A joint ground-spacecraft study of the polar cap from January to March, 1997 shows that the dawn and dusk boundaries identified on the meridian scanning photometer scans from Eureka, in the central polar cap, agree well with the boundaries seen by the Interball-2 UVAI images for northward interplanetary magnetic field (IMF) B z conditions. These boundaries are displaced duskward when B y is positive and dawnward when B y is negative. There are observable discrete emissions (above airglow) from the polar cap during much of the time. From four periods of extended observations, two contrasting types of polar caps emerge. For northward IMF B z the polar cap is constricted in the dawn–dusk direction. Sun-aligned arcs emerge from the auroral oval (from the dawn flank with B y positive and the dusk flank with B y negative) and drift across the polar cap. In some cases, but not all, they appear following transients in the IMF B y or B z . For southward IMF B z the central polar cap frequently has F-region plasma patches extending across much of the polar cap and drifting antisunward.
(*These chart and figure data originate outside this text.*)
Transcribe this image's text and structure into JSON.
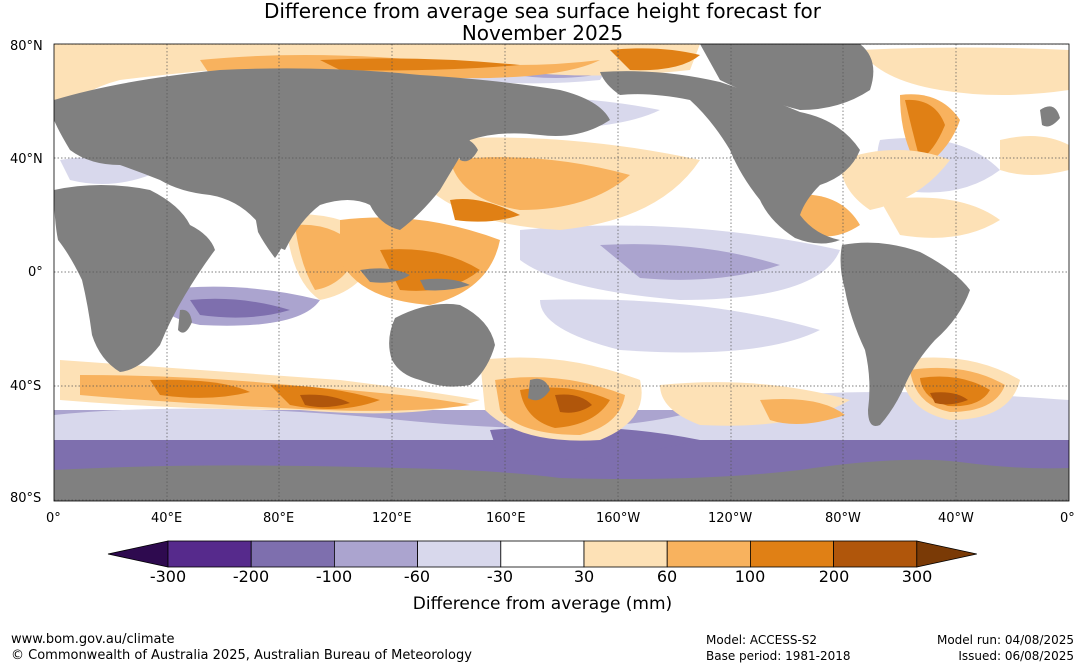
{
  "title": {
    "line1": "Difference from average sea surface height forecast for",
    "line2": "November 2025"
  },
  "map": {
    "lat_labels": [
      "80°N",
      "40°N",
      "0°",
      "40°S",
      "80°S"
    ],
    "lon_labels": [
      "0°",
      "40°E",
      "80°E",
      "120°E",
      "160°E",
      "160°W",
      "120°W",
      "80°W",
      "40°W",
      "0°"
    ],
    "colors": {
      "land": "#808080",
      "ocean_neutral": "#ffffff"
    }
  },
  "colorbar": {
    "ticks": [
      "-300",
      "-200",
      "-100",
      "-60",
      "-30",
      "30",
      "60",
      "100",
      "200",
      "300"
    ],
    "colors": [
      "#2e0a4f",
      "#562a8c",
      "#7e6fae",
      "#aba4cf",
      "#d8d8ec",
      "#ffffff",
      "#fde1b6",
      "#f8b25e",
      "#e08015",
      "#b0560b",
      "#7a3a06"
    ],
    "title": "Difference from average (mm)"
  },
  "footer": {
    "website": "www.bom.gov.au/climate",
    "copyright": "© Commonwealth of Australia 2025, Australian Bureau of Meteorology",
    "model": "Model: ACCESS-S2",
    "base_period": "Base period: 1981-2018",
    "model_run": "Model run: 04/08/2025",
    "issued": "Issued: 06/08/2025"
  }
}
Two auroral substorms occur, the first one (10 February 1997) showing a poleward auroral expansion along much of the oval and followed by a series of elongated, periodic F-layer patches. The second substorm (02 March 1997) has a poleward expansion confined to the midnight sector and the F-layer patches which subsequently appear are quite different (fainter and less extended), perhaps reflecting differing stability of ion flow patterns across the polar cap. While the extended views of the polar cap from the ground reveal much of the dynamics of polar arcs and patches in response to solar wind IMF changes, there are still unanswered questions as to the triggering mechanisms for both. And the onset and progress of auroral substorms in relation to F-layer patch formation and motion requires further investigation. One polar arc on January 22 recorded by the UVAI and the Eureka photometer permitted a determination of the UVAI sensitivity, indicating 1 CCD count corresponded to 1.5 R of 630 nm emission. This calibration value is specific to this type of aurora (low energy with a I630/I558 ratio of >1). The UVAI images showed that the arc was a theta aurora, indicating that such auroras can be excited by either energetic electrons or soft electrons.